When recording a payment for insurance, the payment is referred to as "prepaid" if the insurance premiums are paid in advance. The amount of the insurance premiums that remain prepaid at the end of each accounting period are reported in the current asset account, "Prepaid Insurance". As the prepaid amount expires, the balance in Prepaid Insurance is reduced by a credit to Prepaid Insurance and a debit to Insurance Expense.
To record insurance proceeds in QuickBooks, you must first remove the value of the damaged assets from your books and record the proceeds. If the insurance company covers the entire loss, you would make the following entries: a credit to the type of damage incurred (e.g. fire damage) to zero out the amount of the damage loss on your books, and a debit to Cash-(Damage Type) Reimbursement for the proceeds amount.

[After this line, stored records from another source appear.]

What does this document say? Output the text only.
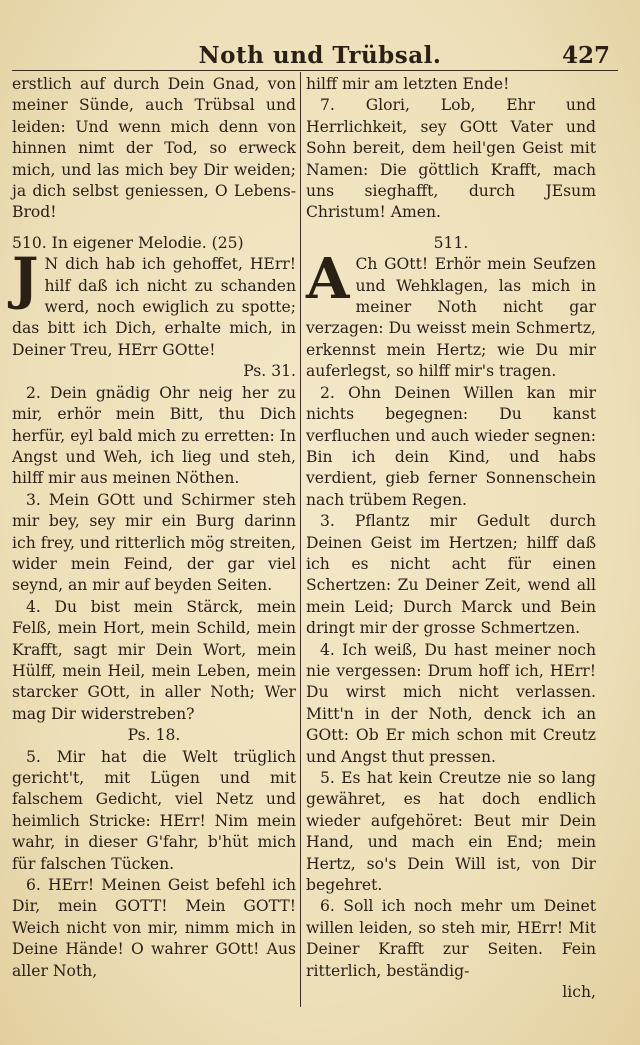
Noth und Trübsal.	427

erstlich auf durch Dein Gnad, von meiner Sünde, auch Trübsal und leiden: Und wenn mich denn von hinnen nimt der Tod, so erweck mich, und las mich bey Dir weiden; ja dich selbst geniessen, O Lebens-Brod!

510. In eigener Melodie. (25)

J N dich hab ich gehoffet, HErr! hilf daß ich nicht zu schanden werd, noch ewiglich zu spotte; das bitt ich Dich, erhalte mich, in Deiner Treu, HErr GOtte!

Ps. 31.

2. Dein gnädig Ohr neig her zu mir, erhör mein Bitt, thu Dich herfür, eyl bald mich zu erretten: In Angst und Weh, ich lieg und steh, hilff mir aus meinen Nöthen.

3. Mein GOtt und Schirmer steh mir bey, sey mir ein Burg darinn ich frey, und ritterlich mög streiten, wider mein Feind, der gar viel seynd, an mir auf beyden Seiten.

4. Du bist mein Stärck, mein Felß, mein Hort, mein Schild, mein Krafft, sagt mir Dein Wort, mein Hülff, mein Heil, mein Leben, mein starcker GOtt, in aller Noth; Wer mag Dir widerstreben?

Ps. 18.

5. Mir hat die Welt trüglich gericht't, mit Lügen und mit falschem Gedicht, viel Netz und heimlich Stricke: HErr! Nim mein wahr, in dieser G'fahr, b'hüt mich für falschen Tücken.

6. HErr! Meinen Geist befehl ich Dir, mein GOTT! Mein GOTT! Weich nicht von mir, nimm mich in Deine Hände! O wahrer GOtt! Aus aller Noth,

hilff mir am letzten Ende!

7. Glori, Lob, Ehr und Herrlichkeit, sey GOtt Vater und Sohn bereit, dem heil'gen Geist mit Namen: Die göttlich Krafft, mach uns sieghafft, durch JEsum Christum! Amen.

511.

A Ch GOtt! Erhör mein Seufzen und Wehklagen, las mich in meiner Noth nicht gar verzagen: Du weisst mein Schmertz, erkennst mein Hertz; wie Du mir auferlegst, so hilff mir's tragen.

2. Ohn Deinen Willen kan mir nichts begegnen: Du kanst verfluchen und auch wieder segnen: Bin ich dein Kind, und habs verdient, gieb ferner Sonnenschein nach trübem Regen.

3. Pflantz mir Gedult durch Deinen Geist im Hertzen; hilff daß ich es nicht acht für einen Schertzen: Zu Deiner Zeit, wend all mein Leid; Durch Marck und Bein dringt mir der grosse Schmertzen.

4. Ich weiß, Du hast meiner noch nie vergessen: Drum hoff ich, HErr! Du wirst mich nicht verlassen. Mitt'n in der Noth, denck ich an GOtt: Ob Er mich schon mit Creutz und Angst thut pressen.

5. Es hat kein Creutze nie so lang gewähret, es hat doch endlich wieder aufgehöret: Beut mir Dein Hand, und mach ein End; mein Hertz, so's Dein Will ist, von Dir begehret.

6. Soll ich noch mehr um Deinet willen leiden, so steh mir, HErr! Mit Deiner Krafft zur Seiten. Fein ritterlich, beständig-

lich,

To set up an employer contribution for health insurance in QuickBooks Desktop, click on "Payroll Item" at the bottom of the screen or select Ctrl+N. Select "Custom Setup" and click Next. Select "Company Contribution" and click Next. Enter a name for your new payroll item, such as "Health Ins. Contribution", and click Next. Choose the vendor name your health insurance premiums will be paid to and an account number identifier if applicable. Finally, select the Payroll Liability account where the health insurance employer contributions will be tallied for later payment.